As computers became more commercially available, so too did general-purpose database systems that ran on early computer hardware (i.e. mainframes) and focused entirely on transactions. These databases were an instant hit due to their ability to scale with businesses of all sizes.
In the late 1980s and early 1990s, data warehouses emerged to transform data from operational to decision-making systems. These were forced to be built as a separate architecture, creating new data workflows, governance and controls. The emergence of the World Wide Web also fueled the exponential growth of the database industry as companies themselves globalized. In the mid-1990s, Amazon web service (AWS), among others, the rise of cloud computing made it possible to host databases on virtual machines, giving companies anywhere access to data storage and analysis.
While these systems have become faster, cheaper and better implemented, their fundamental architecture has not changed. Even as we take advantage of the cloud’s storage and compute scale, we’re essentially deploying the same incremental data workloads as we did in the client-server era (transactional databases, ETL, data warehouses, and analytics systems). .
This outdated way of thinking is the result of iterative changes in needs and the industry successively benefiting from one technical innovation at a time. Modern business processes, app building and analytics are starting to feel the burden.
The linear process and the need for real-time data
During the evolution of business data, the prevailing technology system has always been composed as a “stack” – or a linear process through which the data flows. For example, once the data is born, it is copied to the data warehousing system, where it is converted into more usable information; from there, data is brought into an application or analytics tool where it is applied. This all happens step by step.
The problem: This linear “stacked” process comes at the expense of a company’s ability to act on its data insights in real time. Information flows through a system that aggregates, averages, and aggregates data in many sequential steps, creating longer delays before this data ever reaches an end user. Once the data hits their dashboard, there’s no way to tell where it came from. The system cannot detect that a failure of a single source of information will affect key metrics over time. As a result, business leaders are not aware of critical data events happening right in front of their eyes (e.g. a glitch or outlier) hours, days, or even weeks later.
The same goes for batch-oriented, “back-end” data processing systems that rely on reports – these take hours or even days to generate analysis, leaving business leaders unaware of what data is actually happening at the moment.
I believe the solution is to break this traditional linearity and move towards something more event driven. Business operations and customer experiences unfold in the present, so why can’t data do the same? Real-time analytics enable immediate action and increase productivity by enabling businesses to prevent problems before they arise. Non-linear data processing is a great way to get there, but this new wave of real-time insights requires the use of a new generation of tools and innovation.
Modern data orchestration
The modern data stack is not a single, linear entity: each enterprise uses multiple products and arranges them in unique, confusing ways. Orchestration allows for more point-to-point connectivity, allowing the data stack to evolve into a data system (also known as a fabric, mesh, or graph).
The greater challenges arise as data and compute patterns become increasingly complex and non-linear, making data movement, transformation, and business flow more difficult to manage than ever before. Cloud computing has also spread data across multiple cloud vendors, leaving IT leaders with no single plane of control and unsupported data management.

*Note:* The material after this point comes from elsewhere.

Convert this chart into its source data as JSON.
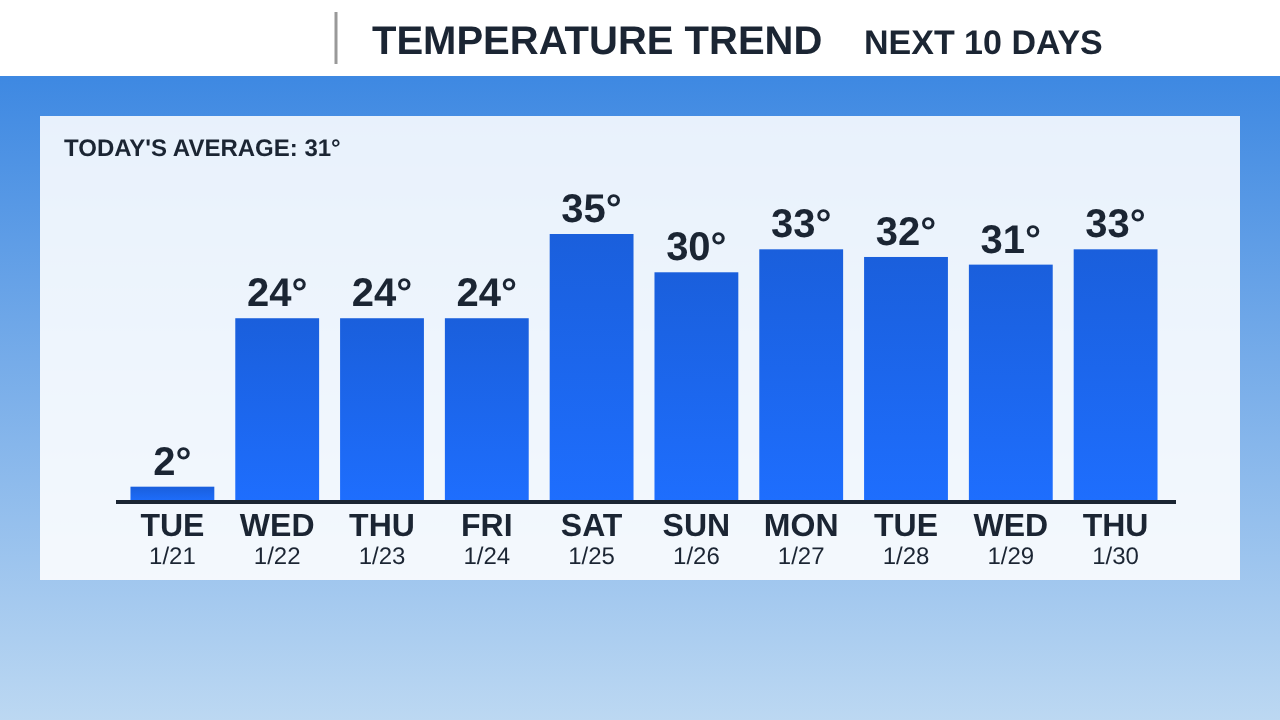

A new generation of data-aware orchestration tools is emerging to solve this problem. These tools can unify, transform and enrich data from any source system into any target application. Historically, users who wanted to work with data obtained it from sources such as databases, Excel spreadsheets, or CSV files. Once validated, the data is converted to an acceptable format and then loaded into the target destination (for example, a BI dashboard). Revitalized data orchestration frees businesses from these time-consuming and error-prone data processing processes that become more complex every year.
Modern orchestration software, along with a multi-source strategy that lends itself to multiple clouds, can enable enterprises to extract the most value from their data. We’ve seen data stacks move to multi-cloud, and now new data systems need to support the future.